Giornale di Brescia – 12 marzo 2009

All’interno della Rete Orfeo lombarda, la stagione bresciana si snoderà tra «artifizio e sentimento» e capitali del ’700 Inaugurazione in settembre. Anteprima il 20 giugno in San Cristo con The English Concert, soprano Elizabeth Watts

mezzo-secolo

Nel prossimo ottobre Brescia e provincia ospiteranno la settima edizione delle Nuove Settimane Barocche e festeggeranno il 50esimo dalla prima Settimana di Musica Barocca, che costituì un evento internazionale.
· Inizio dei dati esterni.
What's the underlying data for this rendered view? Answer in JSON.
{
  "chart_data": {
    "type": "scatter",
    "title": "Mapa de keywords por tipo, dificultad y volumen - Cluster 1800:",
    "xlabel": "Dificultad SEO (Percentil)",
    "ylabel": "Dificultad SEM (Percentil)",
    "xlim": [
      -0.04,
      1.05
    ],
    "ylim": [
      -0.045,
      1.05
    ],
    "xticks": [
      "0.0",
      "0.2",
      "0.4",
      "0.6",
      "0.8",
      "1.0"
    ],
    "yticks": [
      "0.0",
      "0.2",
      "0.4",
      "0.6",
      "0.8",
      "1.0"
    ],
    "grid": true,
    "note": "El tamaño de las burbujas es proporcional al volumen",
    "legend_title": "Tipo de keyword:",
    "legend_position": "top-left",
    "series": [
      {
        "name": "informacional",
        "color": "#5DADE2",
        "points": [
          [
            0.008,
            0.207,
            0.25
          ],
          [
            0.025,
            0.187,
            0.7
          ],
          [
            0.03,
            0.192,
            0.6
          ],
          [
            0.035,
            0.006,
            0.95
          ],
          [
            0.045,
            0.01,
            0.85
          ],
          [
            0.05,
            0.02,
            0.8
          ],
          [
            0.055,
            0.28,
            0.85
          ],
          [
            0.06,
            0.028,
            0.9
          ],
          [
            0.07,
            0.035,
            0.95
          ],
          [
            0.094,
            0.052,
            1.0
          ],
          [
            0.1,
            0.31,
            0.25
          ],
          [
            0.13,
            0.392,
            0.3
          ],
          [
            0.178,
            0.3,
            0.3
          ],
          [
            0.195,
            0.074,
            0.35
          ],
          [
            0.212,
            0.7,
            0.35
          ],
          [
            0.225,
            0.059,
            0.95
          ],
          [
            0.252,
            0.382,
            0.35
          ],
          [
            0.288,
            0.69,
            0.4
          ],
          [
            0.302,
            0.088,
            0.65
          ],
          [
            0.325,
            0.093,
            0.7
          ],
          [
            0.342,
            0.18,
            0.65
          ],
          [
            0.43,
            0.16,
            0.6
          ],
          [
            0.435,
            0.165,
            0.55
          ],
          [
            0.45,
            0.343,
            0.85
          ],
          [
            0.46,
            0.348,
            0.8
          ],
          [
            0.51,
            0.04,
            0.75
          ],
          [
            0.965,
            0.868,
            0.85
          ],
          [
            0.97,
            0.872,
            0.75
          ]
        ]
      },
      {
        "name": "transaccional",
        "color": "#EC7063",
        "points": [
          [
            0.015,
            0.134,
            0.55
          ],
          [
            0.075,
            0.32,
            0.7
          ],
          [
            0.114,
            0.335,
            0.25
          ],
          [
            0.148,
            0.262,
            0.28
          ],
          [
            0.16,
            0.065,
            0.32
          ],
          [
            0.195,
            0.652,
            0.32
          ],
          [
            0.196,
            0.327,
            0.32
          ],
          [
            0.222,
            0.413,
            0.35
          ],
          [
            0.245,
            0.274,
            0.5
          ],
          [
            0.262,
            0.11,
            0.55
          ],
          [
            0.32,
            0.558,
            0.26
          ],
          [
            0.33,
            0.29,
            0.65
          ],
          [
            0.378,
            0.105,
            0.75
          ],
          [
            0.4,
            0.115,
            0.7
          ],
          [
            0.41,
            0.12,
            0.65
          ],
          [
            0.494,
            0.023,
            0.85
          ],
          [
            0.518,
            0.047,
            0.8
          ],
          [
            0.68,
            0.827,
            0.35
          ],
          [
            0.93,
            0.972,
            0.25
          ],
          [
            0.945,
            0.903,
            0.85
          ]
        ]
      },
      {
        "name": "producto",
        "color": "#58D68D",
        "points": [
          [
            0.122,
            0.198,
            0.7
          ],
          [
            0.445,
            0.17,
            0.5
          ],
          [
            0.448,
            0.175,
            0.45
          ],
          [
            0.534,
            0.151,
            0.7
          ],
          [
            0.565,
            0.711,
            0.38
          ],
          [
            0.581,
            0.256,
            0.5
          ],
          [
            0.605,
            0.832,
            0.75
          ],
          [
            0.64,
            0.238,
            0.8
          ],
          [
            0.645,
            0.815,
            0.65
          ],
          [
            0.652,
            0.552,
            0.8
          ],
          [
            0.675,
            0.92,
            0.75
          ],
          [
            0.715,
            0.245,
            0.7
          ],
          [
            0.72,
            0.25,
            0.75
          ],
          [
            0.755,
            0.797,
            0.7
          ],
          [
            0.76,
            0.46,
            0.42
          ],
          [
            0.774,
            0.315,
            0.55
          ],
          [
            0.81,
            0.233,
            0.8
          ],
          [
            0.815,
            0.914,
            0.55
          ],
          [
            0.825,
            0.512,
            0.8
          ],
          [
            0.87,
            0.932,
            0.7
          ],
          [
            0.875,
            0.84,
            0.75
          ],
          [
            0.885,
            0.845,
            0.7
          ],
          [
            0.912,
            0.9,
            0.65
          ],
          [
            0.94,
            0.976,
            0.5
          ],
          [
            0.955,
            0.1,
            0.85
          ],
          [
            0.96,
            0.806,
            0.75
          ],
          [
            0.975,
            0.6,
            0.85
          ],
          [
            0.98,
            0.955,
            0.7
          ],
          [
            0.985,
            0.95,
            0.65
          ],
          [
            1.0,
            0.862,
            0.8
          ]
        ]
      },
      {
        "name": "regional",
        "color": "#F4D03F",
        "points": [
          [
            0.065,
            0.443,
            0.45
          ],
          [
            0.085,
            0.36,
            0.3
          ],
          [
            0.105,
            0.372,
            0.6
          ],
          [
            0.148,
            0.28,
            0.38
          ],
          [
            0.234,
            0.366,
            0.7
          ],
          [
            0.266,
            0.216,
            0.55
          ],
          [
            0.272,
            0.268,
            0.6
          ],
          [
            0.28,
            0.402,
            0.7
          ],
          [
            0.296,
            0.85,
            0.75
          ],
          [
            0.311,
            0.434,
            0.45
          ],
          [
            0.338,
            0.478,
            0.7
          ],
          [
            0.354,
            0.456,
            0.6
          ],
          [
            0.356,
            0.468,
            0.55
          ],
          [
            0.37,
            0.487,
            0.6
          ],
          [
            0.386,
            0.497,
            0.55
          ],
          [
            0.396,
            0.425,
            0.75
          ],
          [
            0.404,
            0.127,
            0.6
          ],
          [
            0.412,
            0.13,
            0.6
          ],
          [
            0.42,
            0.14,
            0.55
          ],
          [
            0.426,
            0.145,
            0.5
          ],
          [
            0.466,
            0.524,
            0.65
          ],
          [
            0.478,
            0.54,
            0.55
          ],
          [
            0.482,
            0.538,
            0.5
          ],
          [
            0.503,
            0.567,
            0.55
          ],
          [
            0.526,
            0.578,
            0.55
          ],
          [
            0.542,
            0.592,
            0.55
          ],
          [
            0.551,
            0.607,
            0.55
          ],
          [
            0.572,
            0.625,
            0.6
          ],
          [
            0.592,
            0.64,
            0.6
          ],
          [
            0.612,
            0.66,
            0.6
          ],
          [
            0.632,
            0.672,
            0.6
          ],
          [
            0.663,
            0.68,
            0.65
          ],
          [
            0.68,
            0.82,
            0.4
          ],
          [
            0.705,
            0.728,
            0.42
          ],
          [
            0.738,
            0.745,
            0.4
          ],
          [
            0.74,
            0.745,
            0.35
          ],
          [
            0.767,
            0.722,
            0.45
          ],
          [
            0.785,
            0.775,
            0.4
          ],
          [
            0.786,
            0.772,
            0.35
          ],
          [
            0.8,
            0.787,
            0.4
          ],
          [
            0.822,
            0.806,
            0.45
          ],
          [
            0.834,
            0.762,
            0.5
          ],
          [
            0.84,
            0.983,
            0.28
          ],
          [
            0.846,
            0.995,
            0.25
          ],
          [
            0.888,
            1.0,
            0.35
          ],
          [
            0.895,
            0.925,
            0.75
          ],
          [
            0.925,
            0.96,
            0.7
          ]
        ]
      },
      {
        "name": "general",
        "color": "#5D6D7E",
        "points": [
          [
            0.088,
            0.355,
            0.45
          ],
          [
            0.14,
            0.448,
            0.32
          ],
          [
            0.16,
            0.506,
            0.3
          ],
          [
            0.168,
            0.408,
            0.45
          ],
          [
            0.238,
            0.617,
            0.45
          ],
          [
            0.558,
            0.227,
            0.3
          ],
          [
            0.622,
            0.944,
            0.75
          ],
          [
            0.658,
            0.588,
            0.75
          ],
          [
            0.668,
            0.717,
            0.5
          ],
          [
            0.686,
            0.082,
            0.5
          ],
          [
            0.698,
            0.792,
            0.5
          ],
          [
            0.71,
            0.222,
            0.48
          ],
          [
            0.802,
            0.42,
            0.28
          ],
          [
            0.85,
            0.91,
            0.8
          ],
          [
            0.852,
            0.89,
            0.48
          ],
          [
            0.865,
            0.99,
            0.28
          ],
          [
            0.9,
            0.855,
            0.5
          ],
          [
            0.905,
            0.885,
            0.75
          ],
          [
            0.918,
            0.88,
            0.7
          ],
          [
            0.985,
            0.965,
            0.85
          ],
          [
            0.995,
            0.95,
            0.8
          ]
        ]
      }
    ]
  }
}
In occasione dell’annuncio ieri a Milano delle manifestazioni di Rete Orfeo (il Circuito Lombardo di Musica Antica) nelle quattro città collegate, Pavia, Mantova, Milano e Brescia, abbiamo contattato il maestro Emanuele Beschi che, con il collega violista Francesco Lattuada, è il direttore artistico delle Nuove Settimane Barocche, che sono incluse per alcune manifestazioni nel Circuito Orfeo.

Il calendario dei concerti è quasi completato – ha detto Emanuele Beschi – ed offre un’anteprima (sabato 20 giugno) a San Cristo, dove la famosa orchestra barocca londinese The English Concert, con soprano solista Elizabeth Watts, eseguirà Cantate di Haendel e Vivaldi (titolo «In furore justissimae irae»).

L’inaugurazione ufficiale delle Nuove Settimane barocche avverrà alla Pieve di San Pancrazio di Montichiari (27 settembre, replica il 29 a Brescia), protagonista l’Ensemble Brixia Musicalis, Konzertmeister e solista la violinista bresciana Elisa Citterio, Michele Barchi maestro di concerto al cembalo, con musiche di Vivaldi, Albinoni e Marcello.

Il titolo del concerto inaugurale, «Artifizio e sentimento», spiega una delle tematiche principali del Festival 2009: l’«artifizio» si riferisce ad opere settecentesche per le quali è richiesta la «scordatura» del violino, il «sentimento» allude alla «teoria degli affetti» tipica della musica barocca italiana.

Poiché proprio alla «teoria degli affetti» fu dedicata parte della prima edizione della Settimana Barocca, 50 anni fa (con la proposta, fra l’altro, degli «Affetti musicali» del bresciano Biagio Marini, violinista allievo di Monteverdi), la manifestazione ne sarà un ricordo e un festeggiamento particolare, in quanto corredata da incontri e seminari.

L’altro filone programmatico – ed è quello che coinvolge le quattro città incluse nella Rete Orfeo – riguarda invece le Capitali della musica europea del ’700, ovvero Londra, Vienna, Venezia e Salisburgo. A Londra visse ed operò Haendel (di cui il 2009 è il tricentenario della morte), a Vienna Haydn e tanti altri grandissimi compositori, come a Venezia, mentre Salisburgo, patria di Mozart, compare in cartellone per un concerto speciale, «Ne cadant in obscurum – il Requiem di Johann Ernst Eberlin (1702-1762)», che fu maestro della Cappella arcivescovile. Lo eseguirà il 23 ottobre a Brescia l’Arion Choir&Consort di Pavia diretto da Giulio Prandi, soprano Naoco Yamamura, contralto Morena Carlin, tenore Krystian Krzeszowiak, basso Carlo Cecchi,.

Le Nuove Settimane Barocche saranno presenti il 2-3-4 ottobre a Mondo Musica di Cremona con tre concerti, oltre che in località della provincia (come il 16 ottobre nella Pieve della Mitria di nave, con Brixia Musicalis e la mandolinista Dorina Frati). In città invece avverranno, fra l’altro, il 2 ottobre Rotary Club in via Moretto (duo Lattuada, viola-Puxeddu violoncello) e in sedi da definire.

Fra gli interpreti compaiono la celebre violinista svizzera Chiara Banchini anche nella veste di direttore dell’Ensemble 415 (l’8 ottobre in città con musiche di Albinoni), Carlo De Martini alla testa del Quartettone per un concerto «A papà Haydn con affetto» a Rodengo Saiano (il 24 o 25 ottobre).

Infine Beschi ci anticipa che l’associazione disporrà di un nuovo spazio, e in pieno centro storico: palazzo Cottinelli in via Cairoli, dove dimorava Arturo Benedetti Michelangeli. L’occasione darà il via all’iniziativa denominata «Piano Nobile» destinata ai giovani. f. c.